7:14 So, this was a really really great innovation. But one bottleneck potentially with it is that it's still kind of driven by humans and agents together. So, you're still even if you're using your agents to write the skills with you, you're still being quite opinionated about like what things need skills. So, that takes me to the final step on this path, which is what we perceive to be state of art for memory systems today. >> [snorts] >> And what we have done and yeah, what we think is best practice, is modeling these memory systems just as file systems.
7:48 So, this kind of aggregates a couple of the learnings from this path. So, file systems are great. You can just fill them up with markdown. Um agents are actually just very good at using normal file system tools like bash and grep.

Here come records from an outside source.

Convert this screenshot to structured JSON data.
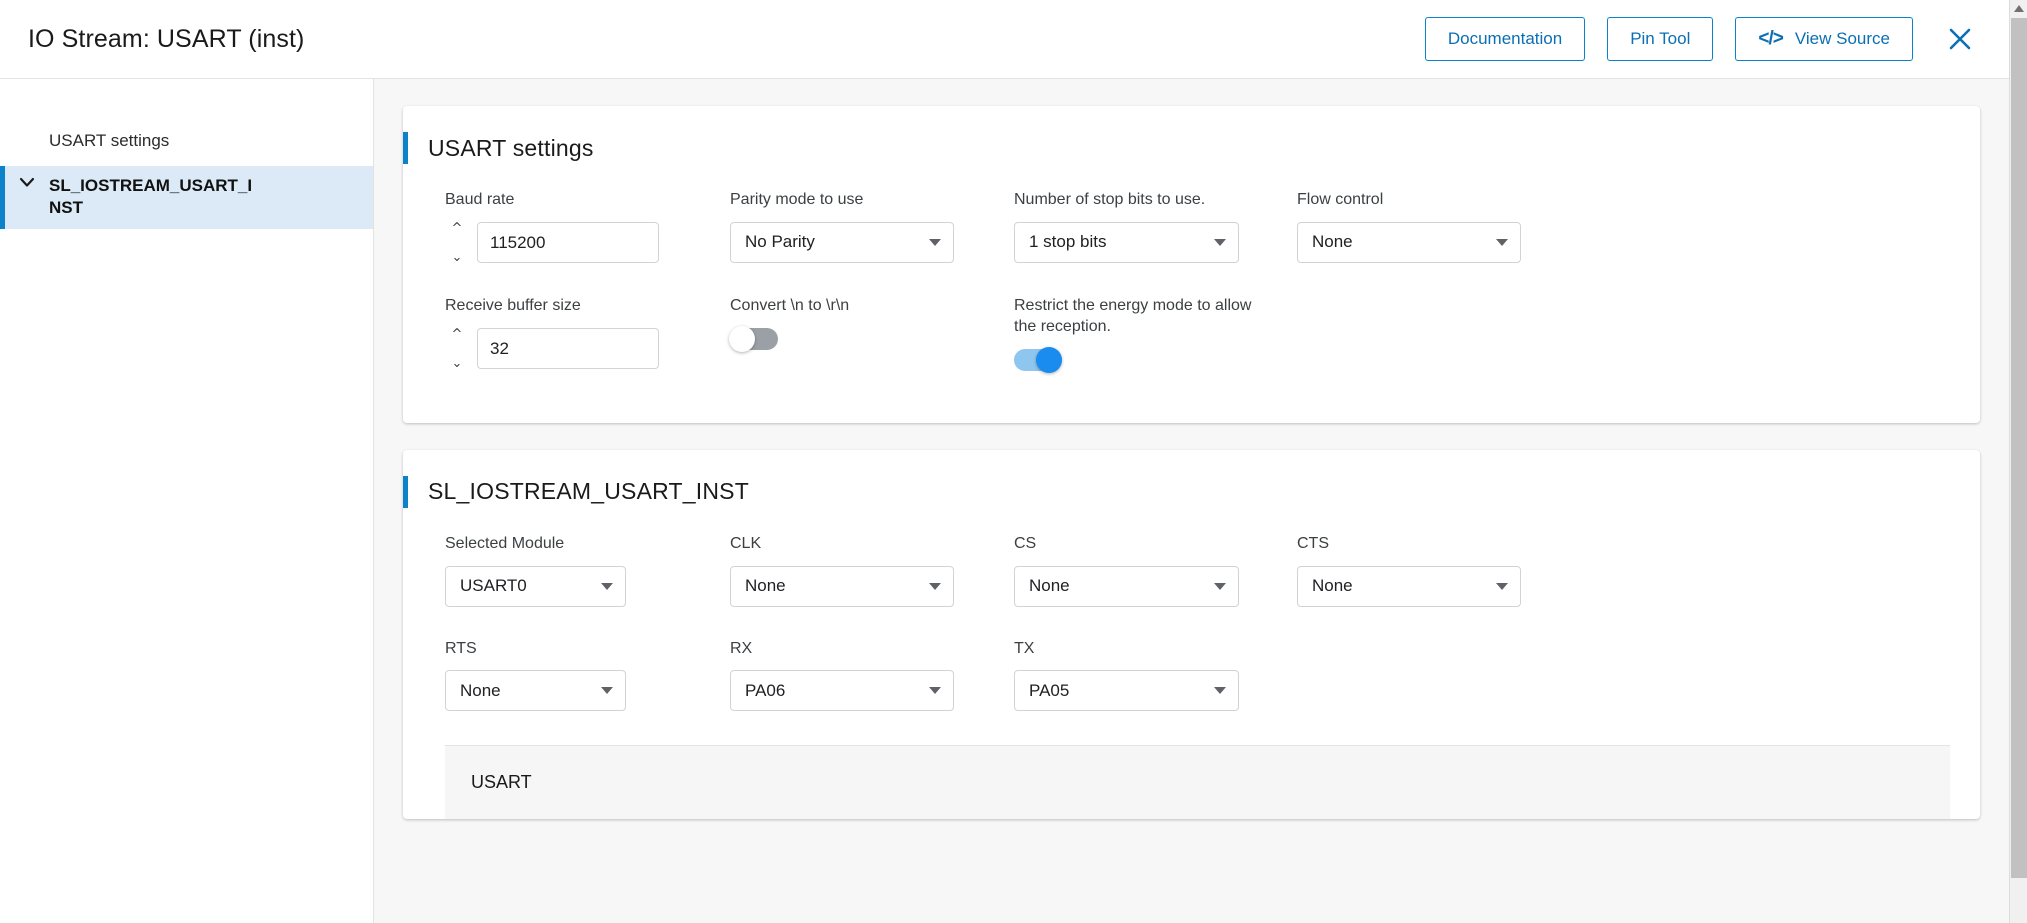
{
  "header": {
    "title": "IO Stream: USART (inst)",
    "buttons": [
      {
        "label": "Documentation",
        "icon": ""
      },
      {
        "label": "Pin Tool",
        "icon": ""
      },
      {
        "label": "View Source",
        "icon": "code-icon",
        "icon_glyph": "</>"
      }
    ],
    "close_label": "close-icon"
  },
  "sidebar": {
    "collapse_glyph": "«",
    "items": [
      {
        "label": "USART settings",
        "selected": false,
        "chevron": ""
      },
      {
        "label": "SL_IOSTREAM_USART_INST",
        "selected": true,
        "chevron": "⌄"
      }
    ]
  },
  "cards": [
    {
      "title": "USART settings",
      "fields": [
        {
          "label": "Baud rate",
          "type": "number",
          "value": "115200"
        },
        {
          "label": "Parity mode to use",
          "type": "select",
          "value": "No Parity"
        },
        {
          "label": "Number of stop bits to use.",
          "type": "select",
          "value": "1 stop bits"
        },
        {
          "label": "Flow control",
          "type": "select",
          "value": "None"
        },
        {
          "label": "Receive buffer size",
          "type": "number",
          "value": "32"
        },
        {
          "label": "Convert \\n to \\r\\n",
          "type": "toggle",
          "value": "off"
        },
        {
          "label": "Restrict the energy mode to allow the reception.",
          "type": "toggle",
          "value": "on"
        }
      ]
    },
    {
      "title": "SL_IOSTREAM_USART_INST",
      "fields": [
        {
          "label": "Selected Module",
          "type": "select",
          "value": "USART0"
        },
        {
          "label": "CLK",
          "type": "select",
          "value": "None"
        },
        {
          "label": "CS",
          "type": "select",
          "value": "None"
        },
        {
          "label": "CTS",
          "type": "select",
          "value": "None"
        },
        {
          "label": "RTS",
          "type": "select",
          "value": "None"
        },
        {
          "label": "RX",
          "type": "select",
          "value": "PA06"
        },
        {
          "label": "TX",
          "type": "select",
          "value": "PA05"
        }
      ],
      "sub_panel": {
        "title": "USART"
      }
    }
  ],
  "colors": {
    "accent_blue": "#0b82ca",
    "button_blue": "#0b6fb3",
    "selected_row_bg": "#dbeaf6",
    "toggle_on_track": "#8fc6ef",
    "toggle_on_knob": "#1a8cf0",
    "toggle_off_track": "#9aa0a6",
    "page_bg": "#f7f7f7"
  }
}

So, just let them search over the file system, rather than being opinionated about the specific tools that they should use to read and write to memory. Um and then yeah, that that search kind of mirrors this idea of progressive disclosure. You can index these memory systems really well, so that agents can intelligently search over them. And that's where we have kind of got to so far.

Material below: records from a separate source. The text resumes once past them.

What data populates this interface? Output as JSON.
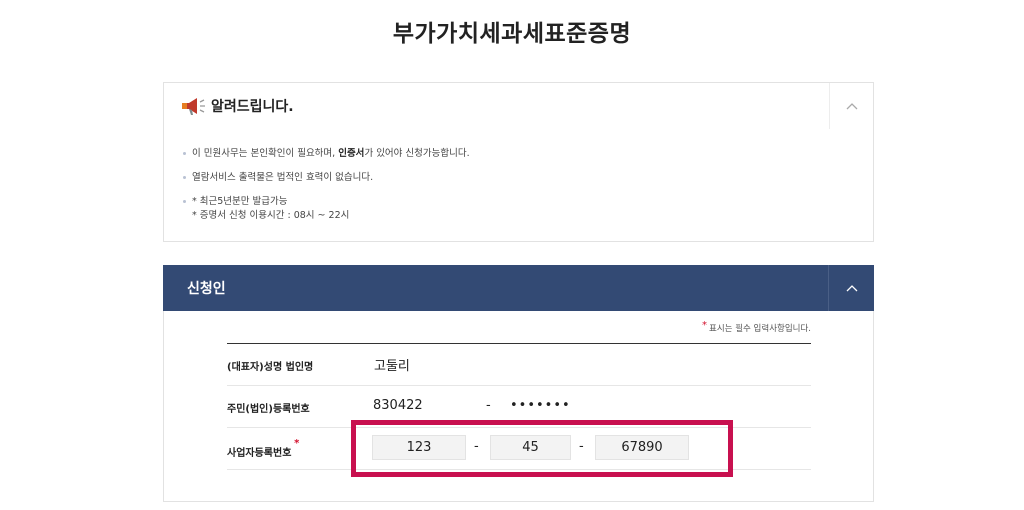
{
  "page": {
    "title": "부가가치세과세표준증명"
  },
  "notice": {
    "title": "알려드립니다.",
    "items": [
      {
        "before": "이 민원사무는 본인확인이 필요하며, ",
        "bold": "인증서",
        "after": "가 있어야 신청가능합니다."
      },
      {
        "text": "열람서비스 출력물은 법적인 효력이 없습니다."
      },
      {
        "line1": "* 최근5년분만 발급가능",
        "line2": "* 증명서 신청 이용시간 : 08시 ~ 22시"
      }
    ],
    "icon": "megaphone-icon",
    "toggle_icon": "chevron-up-icon"
  },
  "applicant": {
    "title": "신청인",
    "toggle_icon": "chevron-up-icon",
    "required_note": "표시는 필수 입력사항입니다.",
    "required_mark": "*",
    "rows": {
      "name": {
        "label": "(대표자)성명 법인명",
        "value": "고둘리"
      },
      "rrn": {
        "label": "주민(법인)등록번호",
        "front": "830422",
        "separator": "-",
        "back": "•••••••"
      },
      "brn": {
        "label": "사업자등록번호",
        "part1": "123",
        "part2": "45",
        "part3": "67890",
        "separator": "-"
      }
    }
  },
  "colors": {
    "header": "#334a74",
    "required": "#d3102d",
    "highlight": "#c8104f"
  }
}
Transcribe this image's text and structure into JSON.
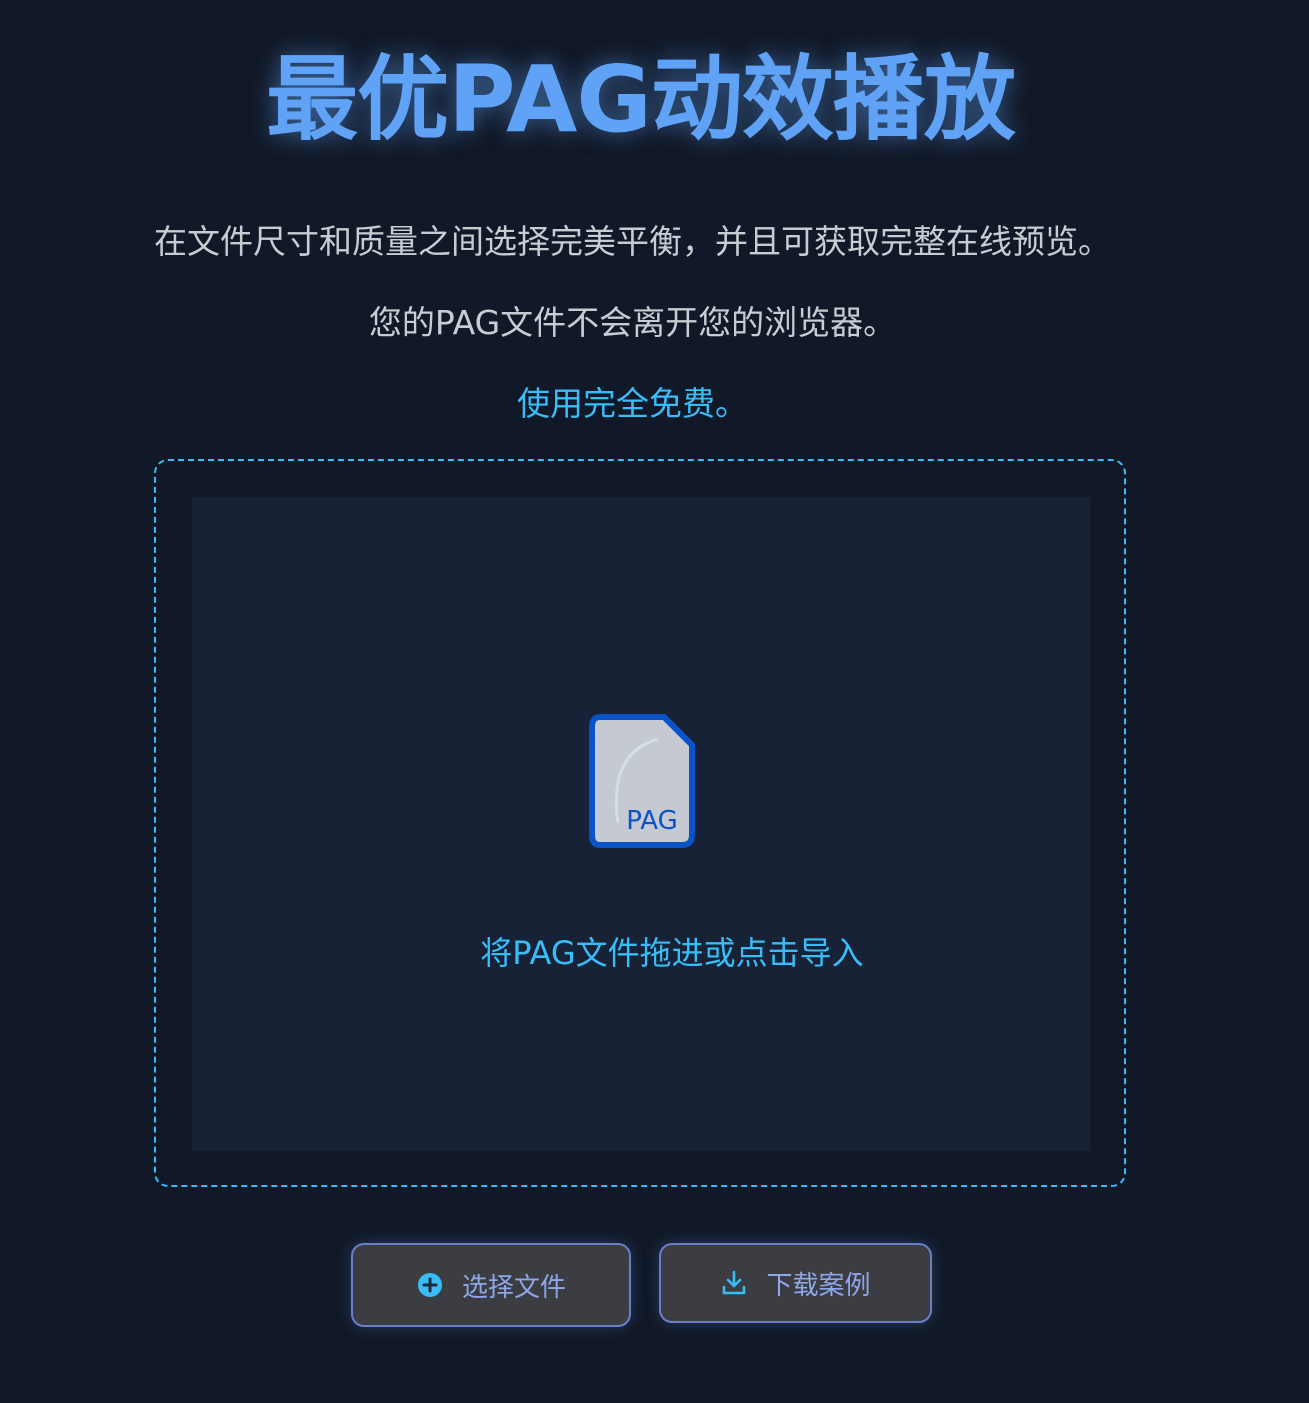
{
  "hero": {
    "title": "最优PAG动效播放",
    "line1": "在文件尺寸和质量之间选择完美平衡，并且可获取完整在线预览。",
    "line2": "您的PAG文件不会离开您的浏览器。",
    "line3": "使用完全免费。"
  },
  "dropzone": {
    "file_icon_label": "PAG",
    "prompt": "将PAG文件拖进或点击导入"
  },
  "actions": {
    "select_file_label": "选择文件",
    "select_file_icon": "plus-circle-icon",
    "download_sample_label": "下载案例",
    "download_sample_icon": "download-icon"
  },
  "colors": {
    "background": "#111827",
    "title": "#5fa2f6",
    "accent": "#38bdf8",
    "dropzone_fill": "#172236",
    "button_bg": "#3c3d42",
    "button_border": "#6a7fc7",
    "button_text": "#8fa6ea"
  }
}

8:22 So, just a recap the key learnings from that format. Markdown is great um for reading memories. You know, [snorts] allow the memories to grow large, but give agents tools to quickly index and search for what's relevant. And finally, like give agents autonomy when they're writing to memories. >> [snorts] >> And if you were to go out and build this system, it would work really well. You would have the feeling of continual learning because your agents would get better at the individual um whatever individual tasks you're doing.

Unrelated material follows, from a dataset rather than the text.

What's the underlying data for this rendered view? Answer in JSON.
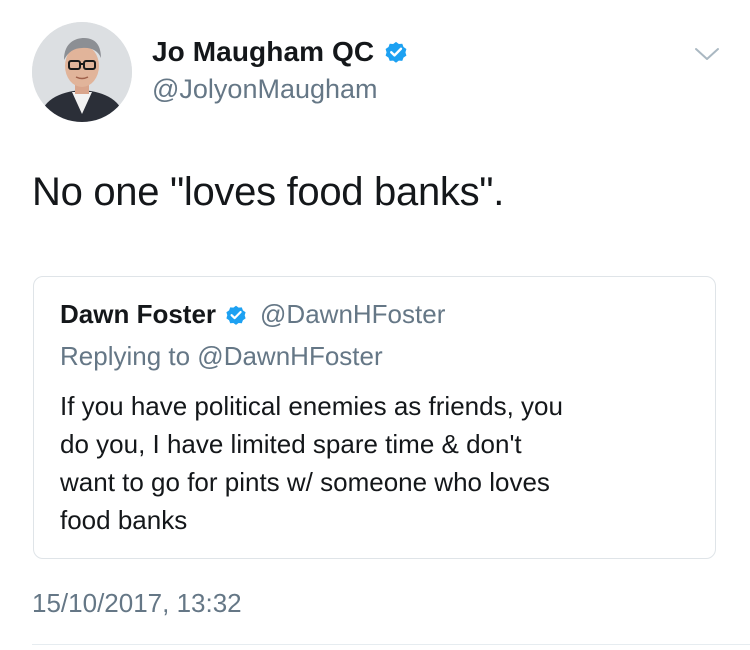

8:55 However, as with everything, this very neat idea runs into some problems when you try and scale it to production. So, we have and I we have a concept for theoretically what works. And when we then think about scaling these to production in environments where we have many agents collaborating at the same time, where they run over very long periods of time, um and where potentially these like code bases get really complicated, all manner of problems start to arise. And we've seen these in production time and time again.
9:29 So, one a couple things just to like, yeah, spark your imagination. Think about multiple agents trying to write to a memory file at the same time. How do you manage that? Think about one agent running into a problem and deciding to like write to the organizational worldwide contacts which every other agent is currently reading from. Like if something was incorrect there, that would scale to all of your agents and be pretty disastrous. Um and think about when you have humans and agents collaborating on on memory contacts together. Like how do you keep track of what's going on?
10:03 The final problem is that memories can go stale, of course. Something that was relevant in the past uh might not be relevant today or maybe it was written incorrectly or even maliciously injected by someone trying to uh prompt inject your agents to write bad things to memory. So, you have to have a lot of guardrails in place to make sure that these nice autonomous memory systems actually work in production. And so, I'm going to talk through a couple of key principles that we use when designing memory systems in production to make sure that we do get to use all of those nice effects that we've talked that we've spoken about.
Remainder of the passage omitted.